EL SUICIDA
Como un río grande —de noche— que no se ve si no se
escucha
el torrente del destino colmado de puentes
invisibles
pasa debajo de mis pies
Todo ha cesado de morir
De punta a punta la tela del sueño se ha rasgado
y el movimiento mismo (un ay intacto) circunda
el agua inmóvil
Se levanta el paisaje a través del vapor que empaña
la fiebre vegetal
y al choque de la rama con su imagen responde la hoja
movida por el viento
La neblina descendió agazapándose en la orilla de los lagos
y más allá de los troncos se trenzó con las lianas
parásitas veteadas de orquídeas
Los bosques de Montebello son de niebla y de tormenta
Sus lagos nómadas de distintos colores lanzan irisaciones
que desvanecen la mirada arrastrándola
al fondo de las aguas
Aquí la sombra ha fatigado al moho y a la piedra volcánica
El ladrido de la hoja podrida se mezcla entre los pasos del día
y los indígenas se aprestan para la caza del quetzal
la fugitiva estalagmita de coberturas verdes
y crísum rojo intenso
El temporal de la madrugada fue un imperio de truenos
y relámpagos
Desfalleció el viento. En la juiciosa boca de la flor
crecieron los astros de frescura y el grito del alcaraván
prolongó el solsticio de la noche
Amanece. La humedad es como el sueño: inmóvil. Sólo
asciende
un pueblo de raíces por las gargantas de las aves
que con su encanto mueven la alfombra olorosa de la juncia
El humo de las chozas se eleva imitando grecas mayas
mientras se filtra el suero cíclico de la memoria
Dos hombres cubiertos con capa de hule para la lluvia
se internan en el bosque seguido por la niebla
Delante de ellos el sol empieza a escaldar los colores
de árboles y pájaros
Una saeta cruza. Es el vencejo con su cola escotada
Los hombres avanzan entre alardes del queisque
escandaloso /
ante el reclamo del trogón violáceo o el grito
del hojarasquero /
el pochocuate cruza los caminos todo caballeroso
y en las flores el rocío refleja las joyas de colibríes
suspendidos en el aire
Cerca del lago Tziscao en donde empieza el camino
al Cerro del Plumaje
la brasa ardiendo de un tunkil que vuela
les hace detener el paso: mezclados llegan el canto largo
del guardabarranco y el sombrío silbido
del tanamú canelo
Un estremecimiento de hojas les recorre la espalda
Al volver la vista hacia el lago los hombres vieron dos
cisnes
sobre el agua. El macho de plumas eclipsadas nadaba
en torno de la hembra inánime dando gritos de bayas
amargas:
de tiempo en tiempo se elevaba en el aire como
queriendo animarla para seguirlo
pero la hembra flotaba bajo el enjambre
del silencio
seguramente muerta por un rayo durante
la tempestad
(ahora el rayo es un cisne que duerme y que no quema
y el sol hormiguea entre las plumas)
Combustión de la altura
y constancia nupcial
más que volar fosilizaba el vuelo
Después de inútiles esfuerzos, atravesado por las treinta
y dos
puntas de la rosa de los vientos / en una quietud sin peso
y la creación entera suspendida entre sus alas /
el cisne pareció comprender que su compañera se
apartab
ade él para siempre:
la ausencia transcurría en ese alargamiento sinuoso de
su cuello
y sus párpados borraron el espacio del alba
De pronto se elevó muy alto en el cielo, giró dos o tres
veces
y bajo la curva de su vuelo incubó la curvatura
de la tierra /
más ligero que una brizna de paja
Como la gloria de la muerte que se consume a sí misma/
en el límite espectral de su impulso
dejó caer las alas:
se precipitó con fulguraciones de aerolito
y fue a destrozarse contra un acantilado.

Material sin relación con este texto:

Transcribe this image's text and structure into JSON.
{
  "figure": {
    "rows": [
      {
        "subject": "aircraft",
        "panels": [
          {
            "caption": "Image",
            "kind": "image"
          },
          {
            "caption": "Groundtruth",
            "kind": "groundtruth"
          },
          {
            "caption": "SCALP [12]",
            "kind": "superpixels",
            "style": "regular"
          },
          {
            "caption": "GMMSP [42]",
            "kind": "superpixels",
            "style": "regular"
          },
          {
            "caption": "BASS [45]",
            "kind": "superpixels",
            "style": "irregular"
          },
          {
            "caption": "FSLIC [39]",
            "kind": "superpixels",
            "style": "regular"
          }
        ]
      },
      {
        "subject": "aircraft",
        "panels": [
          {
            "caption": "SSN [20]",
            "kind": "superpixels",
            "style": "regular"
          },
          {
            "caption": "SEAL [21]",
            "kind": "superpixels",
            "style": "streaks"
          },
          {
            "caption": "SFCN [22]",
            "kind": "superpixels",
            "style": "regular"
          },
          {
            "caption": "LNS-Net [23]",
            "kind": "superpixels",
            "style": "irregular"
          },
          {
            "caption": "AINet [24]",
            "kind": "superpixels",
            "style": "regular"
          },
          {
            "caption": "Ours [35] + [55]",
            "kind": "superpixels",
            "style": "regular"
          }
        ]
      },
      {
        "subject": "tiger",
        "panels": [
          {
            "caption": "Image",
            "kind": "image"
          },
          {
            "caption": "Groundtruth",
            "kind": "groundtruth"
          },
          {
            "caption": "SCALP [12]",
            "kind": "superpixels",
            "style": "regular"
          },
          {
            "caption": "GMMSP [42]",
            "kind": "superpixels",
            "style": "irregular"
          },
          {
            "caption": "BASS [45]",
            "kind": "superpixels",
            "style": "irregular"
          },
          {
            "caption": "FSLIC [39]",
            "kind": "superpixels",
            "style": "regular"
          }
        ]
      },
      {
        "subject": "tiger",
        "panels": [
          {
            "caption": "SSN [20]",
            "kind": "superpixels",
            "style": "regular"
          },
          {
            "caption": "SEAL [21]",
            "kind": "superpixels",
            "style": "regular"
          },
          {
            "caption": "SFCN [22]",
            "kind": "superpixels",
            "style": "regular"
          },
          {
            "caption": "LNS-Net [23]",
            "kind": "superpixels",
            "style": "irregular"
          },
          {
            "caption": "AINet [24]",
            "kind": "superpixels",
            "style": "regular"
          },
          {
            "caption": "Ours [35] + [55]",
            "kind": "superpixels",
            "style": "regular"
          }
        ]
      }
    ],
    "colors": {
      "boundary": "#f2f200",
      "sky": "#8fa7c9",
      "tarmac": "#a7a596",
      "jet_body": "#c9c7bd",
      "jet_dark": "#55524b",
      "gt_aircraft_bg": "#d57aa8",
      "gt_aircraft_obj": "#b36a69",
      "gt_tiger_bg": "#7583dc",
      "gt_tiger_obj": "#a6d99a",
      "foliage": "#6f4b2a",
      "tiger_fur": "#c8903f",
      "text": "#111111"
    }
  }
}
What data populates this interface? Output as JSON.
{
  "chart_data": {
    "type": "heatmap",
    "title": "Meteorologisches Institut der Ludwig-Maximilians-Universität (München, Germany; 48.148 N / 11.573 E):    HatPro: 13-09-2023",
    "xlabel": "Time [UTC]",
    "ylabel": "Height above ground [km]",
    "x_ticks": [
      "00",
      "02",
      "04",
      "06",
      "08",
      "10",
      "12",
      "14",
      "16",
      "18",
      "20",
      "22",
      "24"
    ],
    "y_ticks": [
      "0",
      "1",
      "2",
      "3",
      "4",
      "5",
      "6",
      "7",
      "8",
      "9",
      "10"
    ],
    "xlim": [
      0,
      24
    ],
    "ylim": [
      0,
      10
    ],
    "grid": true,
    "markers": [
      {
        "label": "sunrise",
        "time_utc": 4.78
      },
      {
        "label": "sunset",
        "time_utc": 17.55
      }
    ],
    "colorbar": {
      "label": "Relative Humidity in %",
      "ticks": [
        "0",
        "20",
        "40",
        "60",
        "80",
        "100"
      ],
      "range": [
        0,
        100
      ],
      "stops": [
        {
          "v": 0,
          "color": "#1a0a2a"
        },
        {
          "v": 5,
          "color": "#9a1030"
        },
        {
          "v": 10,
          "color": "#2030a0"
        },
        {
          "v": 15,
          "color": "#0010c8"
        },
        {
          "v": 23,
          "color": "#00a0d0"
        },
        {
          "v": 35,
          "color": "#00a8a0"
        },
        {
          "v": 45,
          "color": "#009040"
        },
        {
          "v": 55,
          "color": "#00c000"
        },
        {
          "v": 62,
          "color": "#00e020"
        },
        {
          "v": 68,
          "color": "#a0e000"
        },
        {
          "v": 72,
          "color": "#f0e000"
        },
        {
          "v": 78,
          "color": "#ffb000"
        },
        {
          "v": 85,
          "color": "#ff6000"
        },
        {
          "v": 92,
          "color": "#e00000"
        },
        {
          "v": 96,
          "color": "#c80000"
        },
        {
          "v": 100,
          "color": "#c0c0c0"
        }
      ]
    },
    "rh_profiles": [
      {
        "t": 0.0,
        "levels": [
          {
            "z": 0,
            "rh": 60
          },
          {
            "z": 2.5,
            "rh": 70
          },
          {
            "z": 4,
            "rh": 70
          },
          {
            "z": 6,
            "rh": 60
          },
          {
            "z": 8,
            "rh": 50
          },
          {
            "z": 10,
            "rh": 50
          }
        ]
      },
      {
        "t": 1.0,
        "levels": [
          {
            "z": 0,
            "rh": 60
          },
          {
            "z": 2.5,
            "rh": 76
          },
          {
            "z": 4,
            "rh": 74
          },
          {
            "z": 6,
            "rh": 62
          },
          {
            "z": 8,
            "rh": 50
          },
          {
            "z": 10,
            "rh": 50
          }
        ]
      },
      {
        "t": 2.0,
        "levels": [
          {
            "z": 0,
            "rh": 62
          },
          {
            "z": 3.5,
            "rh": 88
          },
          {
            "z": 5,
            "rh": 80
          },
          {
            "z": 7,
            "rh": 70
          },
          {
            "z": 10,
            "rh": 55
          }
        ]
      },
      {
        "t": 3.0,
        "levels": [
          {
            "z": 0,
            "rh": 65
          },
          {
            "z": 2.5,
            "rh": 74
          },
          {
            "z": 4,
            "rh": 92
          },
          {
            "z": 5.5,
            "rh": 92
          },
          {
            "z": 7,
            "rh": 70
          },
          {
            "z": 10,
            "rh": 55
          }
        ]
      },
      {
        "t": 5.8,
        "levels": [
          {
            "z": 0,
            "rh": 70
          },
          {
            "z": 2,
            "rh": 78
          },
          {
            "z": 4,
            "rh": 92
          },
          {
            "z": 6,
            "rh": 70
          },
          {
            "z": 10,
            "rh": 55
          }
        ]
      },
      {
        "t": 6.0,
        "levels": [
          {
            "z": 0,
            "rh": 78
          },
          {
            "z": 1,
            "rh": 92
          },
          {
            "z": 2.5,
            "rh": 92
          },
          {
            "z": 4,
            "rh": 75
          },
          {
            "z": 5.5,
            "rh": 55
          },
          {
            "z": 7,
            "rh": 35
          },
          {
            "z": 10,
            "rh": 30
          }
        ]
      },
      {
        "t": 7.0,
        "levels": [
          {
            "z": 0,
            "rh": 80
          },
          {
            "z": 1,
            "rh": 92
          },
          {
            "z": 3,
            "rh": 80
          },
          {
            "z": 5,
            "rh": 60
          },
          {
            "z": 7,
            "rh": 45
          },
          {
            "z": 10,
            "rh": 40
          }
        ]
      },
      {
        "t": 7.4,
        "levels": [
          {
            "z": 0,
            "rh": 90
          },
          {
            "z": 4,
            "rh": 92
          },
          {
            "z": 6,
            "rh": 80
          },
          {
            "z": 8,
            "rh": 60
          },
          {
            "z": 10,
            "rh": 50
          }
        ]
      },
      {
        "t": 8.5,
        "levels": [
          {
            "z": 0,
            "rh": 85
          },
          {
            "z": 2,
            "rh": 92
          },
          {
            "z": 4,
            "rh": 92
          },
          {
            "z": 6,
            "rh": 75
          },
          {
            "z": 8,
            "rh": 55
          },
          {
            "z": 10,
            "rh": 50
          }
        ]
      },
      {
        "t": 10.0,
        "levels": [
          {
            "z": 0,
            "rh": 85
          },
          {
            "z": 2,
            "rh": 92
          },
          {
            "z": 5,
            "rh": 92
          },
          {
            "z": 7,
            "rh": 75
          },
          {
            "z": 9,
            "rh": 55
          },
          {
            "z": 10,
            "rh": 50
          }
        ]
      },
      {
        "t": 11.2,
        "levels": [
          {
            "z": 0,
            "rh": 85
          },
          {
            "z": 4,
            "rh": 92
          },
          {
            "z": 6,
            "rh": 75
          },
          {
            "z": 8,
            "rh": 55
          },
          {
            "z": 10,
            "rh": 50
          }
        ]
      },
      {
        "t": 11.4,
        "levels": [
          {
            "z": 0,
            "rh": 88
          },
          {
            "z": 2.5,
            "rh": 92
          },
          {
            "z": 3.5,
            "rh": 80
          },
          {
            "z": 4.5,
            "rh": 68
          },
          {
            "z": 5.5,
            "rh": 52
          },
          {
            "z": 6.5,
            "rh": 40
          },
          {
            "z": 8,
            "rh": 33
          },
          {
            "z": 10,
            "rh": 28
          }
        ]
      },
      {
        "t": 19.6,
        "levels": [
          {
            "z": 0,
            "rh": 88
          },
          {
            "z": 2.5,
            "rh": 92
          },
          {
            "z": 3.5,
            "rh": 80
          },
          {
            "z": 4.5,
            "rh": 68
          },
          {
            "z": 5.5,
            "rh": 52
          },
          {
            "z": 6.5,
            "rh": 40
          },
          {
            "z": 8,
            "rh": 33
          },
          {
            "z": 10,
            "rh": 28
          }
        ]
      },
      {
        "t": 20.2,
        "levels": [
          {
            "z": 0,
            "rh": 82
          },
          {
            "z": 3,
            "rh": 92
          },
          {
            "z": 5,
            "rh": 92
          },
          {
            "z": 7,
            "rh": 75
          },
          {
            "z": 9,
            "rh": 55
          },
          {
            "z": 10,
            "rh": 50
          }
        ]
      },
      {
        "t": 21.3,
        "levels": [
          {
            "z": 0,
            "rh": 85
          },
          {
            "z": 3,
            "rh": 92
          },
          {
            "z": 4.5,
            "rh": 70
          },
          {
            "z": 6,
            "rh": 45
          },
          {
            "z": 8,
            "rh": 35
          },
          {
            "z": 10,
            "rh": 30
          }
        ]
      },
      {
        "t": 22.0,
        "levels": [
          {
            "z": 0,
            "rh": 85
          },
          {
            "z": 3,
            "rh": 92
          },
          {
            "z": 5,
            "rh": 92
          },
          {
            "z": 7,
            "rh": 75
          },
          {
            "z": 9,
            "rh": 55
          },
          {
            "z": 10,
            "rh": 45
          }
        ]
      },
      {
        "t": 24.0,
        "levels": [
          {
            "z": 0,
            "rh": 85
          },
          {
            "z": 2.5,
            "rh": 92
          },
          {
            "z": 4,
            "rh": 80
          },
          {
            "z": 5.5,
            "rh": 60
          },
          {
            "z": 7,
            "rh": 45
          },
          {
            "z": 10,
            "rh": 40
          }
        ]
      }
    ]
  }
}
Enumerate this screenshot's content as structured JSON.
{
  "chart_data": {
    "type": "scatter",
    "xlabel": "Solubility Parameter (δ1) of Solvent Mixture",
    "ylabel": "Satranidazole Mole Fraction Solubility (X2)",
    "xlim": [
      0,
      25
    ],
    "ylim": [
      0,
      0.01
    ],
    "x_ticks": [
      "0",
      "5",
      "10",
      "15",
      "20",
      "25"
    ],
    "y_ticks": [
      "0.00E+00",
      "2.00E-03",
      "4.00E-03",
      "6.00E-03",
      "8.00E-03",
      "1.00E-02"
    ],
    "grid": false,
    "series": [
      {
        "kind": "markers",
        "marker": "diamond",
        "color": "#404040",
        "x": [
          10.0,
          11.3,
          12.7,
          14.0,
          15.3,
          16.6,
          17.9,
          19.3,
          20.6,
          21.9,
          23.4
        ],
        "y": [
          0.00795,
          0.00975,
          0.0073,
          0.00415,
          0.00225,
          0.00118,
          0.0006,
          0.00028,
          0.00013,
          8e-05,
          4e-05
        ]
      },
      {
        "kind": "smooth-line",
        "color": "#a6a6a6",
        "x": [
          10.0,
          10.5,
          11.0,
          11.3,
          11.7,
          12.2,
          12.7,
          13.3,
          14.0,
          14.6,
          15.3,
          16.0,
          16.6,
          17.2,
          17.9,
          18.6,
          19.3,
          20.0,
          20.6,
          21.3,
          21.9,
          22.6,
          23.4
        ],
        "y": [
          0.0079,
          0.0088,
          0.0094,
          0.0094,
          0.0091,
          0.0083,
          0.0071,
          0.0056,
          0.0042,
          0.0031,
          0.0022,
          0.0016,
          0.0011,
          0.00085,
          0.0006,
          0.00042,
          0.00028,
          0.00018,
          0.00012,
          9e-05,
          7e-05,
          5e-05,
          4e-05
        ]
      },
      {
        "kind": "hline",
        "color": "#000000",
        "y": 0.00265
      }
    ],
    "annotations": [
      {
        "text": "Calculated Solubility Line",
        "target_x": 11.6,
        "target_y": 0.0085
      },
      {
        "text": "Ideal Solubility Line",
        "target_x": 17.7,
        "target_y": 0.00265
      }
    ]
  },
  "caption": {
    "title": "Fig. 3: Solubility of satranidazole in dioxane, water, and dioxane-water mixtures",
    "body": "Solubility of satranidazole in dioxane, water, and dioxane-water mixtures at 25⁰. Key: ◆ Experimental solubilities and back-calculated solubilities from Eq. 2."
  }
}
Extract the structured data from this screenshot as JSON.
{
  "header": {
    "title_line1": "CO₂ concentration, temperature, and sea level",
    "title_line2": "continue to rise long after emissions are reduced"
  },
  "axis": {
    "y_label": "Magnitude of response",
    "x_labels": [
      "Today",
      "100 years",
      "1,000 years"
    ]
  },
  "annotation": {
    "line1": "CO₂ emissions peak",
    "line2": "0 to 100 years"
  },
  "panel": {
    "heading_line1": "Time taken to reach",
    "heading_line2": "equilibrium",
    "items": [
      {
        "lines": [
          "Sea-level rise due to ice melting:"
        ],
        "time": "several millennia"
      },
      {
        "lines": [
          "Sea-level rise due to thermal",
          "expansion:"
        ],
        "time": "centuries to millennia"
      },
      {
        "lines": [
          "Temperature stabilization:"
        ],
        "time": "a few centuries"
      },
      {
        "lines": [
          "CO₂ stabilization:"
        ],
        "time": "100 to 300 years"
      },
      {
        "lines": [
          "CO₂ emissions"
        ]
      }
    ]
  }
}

Las hormigas precarias cerraron filas junto al lago.
El cuello solar del tucán negro brilló entre los pinos
derramando el follaje de otra edad
y los hombres perdieron ese día todo deseo de
cazar
quetzales.
Juan Bañuelos
(Nota al poema: En los bosques de Chiapas, los habitantes llaman cisnes equivocadamente al ánsar o al ánade salvaje que, en su paso para cambiar de clima, bajan a la región).